Today, more than a third of all Michiganders depend on Detroit for water. In some cities, water has been used as a weapon, to force outlying areas to annex themselves to a city. In Detroit, annexation is politically impossible. And since the city runs the system, suburbanites - especially, their politicians - often scream bloody murder when there is a rate increase, as there is now almost every year.
Nobody says it openly, but everybody has heard the whispers that the blacks who live in and run Detroit just want to fleece the wealthier white suburbanites. Naturally, many Detroiters see the suburban reaction as just one more case of more affluent whites wanting to get out of paying their fair share.
All this tends to exasperate Mr. Mercado, a no-nonsense type who, apart from occasionally lusting after a 1956 Crown Victoria, is mainly interested in efficiency - and a little more understanding. When asked what one thing he would most like to help him do his job better, he doesn't ask for more workers or more money for the system.
"What I would really like to see here is a better understanding between the suburbs and Detroit about how actually we do our work. And that way we wouldn't have as much of a conflict as we do now."
Mr. Mercado isn't naturally on anyone's side in this old and dreary racial and geographic divide. He is neither Anglo, African-American, nor a native of these parts. A 52-year-old Hispanic guy from the Bronx, he has spent his life working in and on a wide variety of public and private water and sewer systems from Delaware to Puerto Rico.
He knows what it is to go down a broken sewer main and look at a problem.

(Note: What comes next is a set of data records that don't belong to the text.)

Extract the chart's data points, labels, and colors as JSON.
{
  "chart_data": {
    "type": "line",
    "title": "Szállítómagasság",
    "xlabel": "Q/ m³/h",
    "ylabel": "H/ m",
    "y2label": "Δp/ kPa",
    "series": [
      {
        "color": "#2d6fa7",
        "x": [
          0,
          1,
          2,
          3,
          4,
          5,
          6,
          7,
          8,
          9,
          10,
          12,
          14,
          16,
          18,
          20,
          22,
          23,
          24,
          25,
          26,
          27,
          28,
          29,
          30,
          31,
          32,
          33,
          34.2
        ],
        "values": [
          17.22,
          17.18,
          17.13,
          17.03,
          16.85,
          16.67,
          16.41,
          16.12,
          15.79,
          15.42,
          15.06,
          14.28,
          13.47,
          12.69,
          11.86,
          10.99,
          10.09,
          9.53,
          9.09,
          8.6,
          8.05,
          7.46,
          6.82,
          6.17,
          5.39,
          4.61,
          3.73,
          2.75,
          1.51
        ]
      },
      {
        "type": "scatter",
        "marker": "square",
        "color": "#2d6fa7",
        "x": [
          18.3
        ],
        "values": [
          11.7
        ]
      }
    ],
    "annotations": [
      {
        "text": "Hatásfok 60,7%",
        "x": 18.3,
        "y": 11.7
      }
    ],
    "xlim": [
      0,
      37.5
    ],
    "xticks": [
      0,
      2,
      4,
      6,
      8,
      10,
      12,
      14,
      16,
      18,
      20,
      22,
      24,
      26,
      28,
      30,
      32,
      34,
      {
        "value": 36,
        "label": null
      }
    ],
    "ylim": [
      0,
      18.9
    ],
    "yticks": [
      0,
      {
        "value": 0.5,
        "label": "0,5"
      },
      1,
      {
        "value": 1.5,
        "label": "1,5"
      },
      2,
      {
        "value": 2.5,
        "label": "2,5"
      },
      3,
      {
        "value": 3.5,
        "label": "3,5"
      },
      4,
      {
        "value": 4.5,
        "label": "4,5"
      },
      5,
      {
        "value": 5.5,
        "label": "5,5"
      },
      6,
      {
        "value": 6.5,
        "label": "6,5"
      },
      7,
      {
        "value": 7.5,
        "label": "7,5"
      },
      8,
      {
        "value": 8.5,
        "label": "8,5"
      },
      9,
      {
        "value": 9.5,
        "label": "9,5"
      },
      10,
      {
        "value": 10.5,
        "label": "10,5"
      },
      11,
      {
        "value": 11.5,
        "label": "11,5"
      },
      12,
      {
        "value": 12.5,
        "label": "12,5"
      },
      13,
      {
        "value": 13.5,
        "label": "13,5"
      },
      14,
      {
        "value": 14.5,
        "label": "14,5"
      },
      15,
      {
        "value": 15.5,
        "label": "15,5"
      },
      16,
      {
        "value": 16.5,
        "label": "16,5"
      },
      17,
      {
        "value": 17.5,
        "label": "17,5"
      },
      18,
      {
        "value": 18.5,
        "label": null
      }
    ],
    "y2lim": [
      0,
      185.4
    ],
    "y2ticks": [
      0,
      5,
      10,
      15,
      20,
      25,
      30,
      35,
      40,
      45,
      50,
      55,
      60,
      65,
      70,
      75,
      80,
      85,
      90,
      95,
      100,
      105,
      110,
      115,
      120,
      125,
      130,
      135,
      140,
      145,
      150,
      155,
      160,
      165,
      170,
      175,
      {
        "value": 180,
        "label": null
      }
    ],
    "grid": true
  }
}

The good news is that Detroit's system is really not in terrible shape, he says. "The water itself is the best or among the best in the nation." The rates are reasonable, and the facilities, while in some cases aging, seem to work tolerably well.
Then why is Mr. Mercado going to ask for a water rate increase that will average 7.5 percent a year? That follows a 9 percent raise last year, both numbers substantially more than inflation. In fact, if approved, some suburbs will pay considerably more than that.
The reason, he argues persuasively, has nothing to do with trying to make money off the suburbs - or indeed to make a profit at all. "I think there is a lack of understanding as to how rates are set," he said. "People should come to our board meetings - they are open to the public, and they are posted on our web site (www.dwsd.org). What we charge the suburbs is based on cost of service. This has something to do with how far away they are - but also on how much water they use and how consistently they use it."
The suburbs also piggyback their own charges, and rate increases, onto the city's, which sometimes leaves suburbanites the impression that their entire bill goes to downtown Detroit, when it may be less than half.
Rates are set based on the cost of providing services at peak usage times. (For sewer use, the peak is always during commercial breaks in the Super Bowl.)
"Basically, we are keeping our costs flat. The only increases are because of capital improvements," he said. Last year, a water main broke on the east side that dated to 1877, a year when Detroit had barely 100,000 people. In the summer, they often pump a billion gallons of clean water a day, and can treat even more sewage.
He gets testy when asked his salary; $240,000 - more than the mayor or the governor. Not that he doesn't earn it. Imagine what it would mean to civilization in Detroit or Toledo or any other place if the water and sewer system broke down. Making sure that most people never have reason to think about that may be the biggest part of Victor Mercado's job.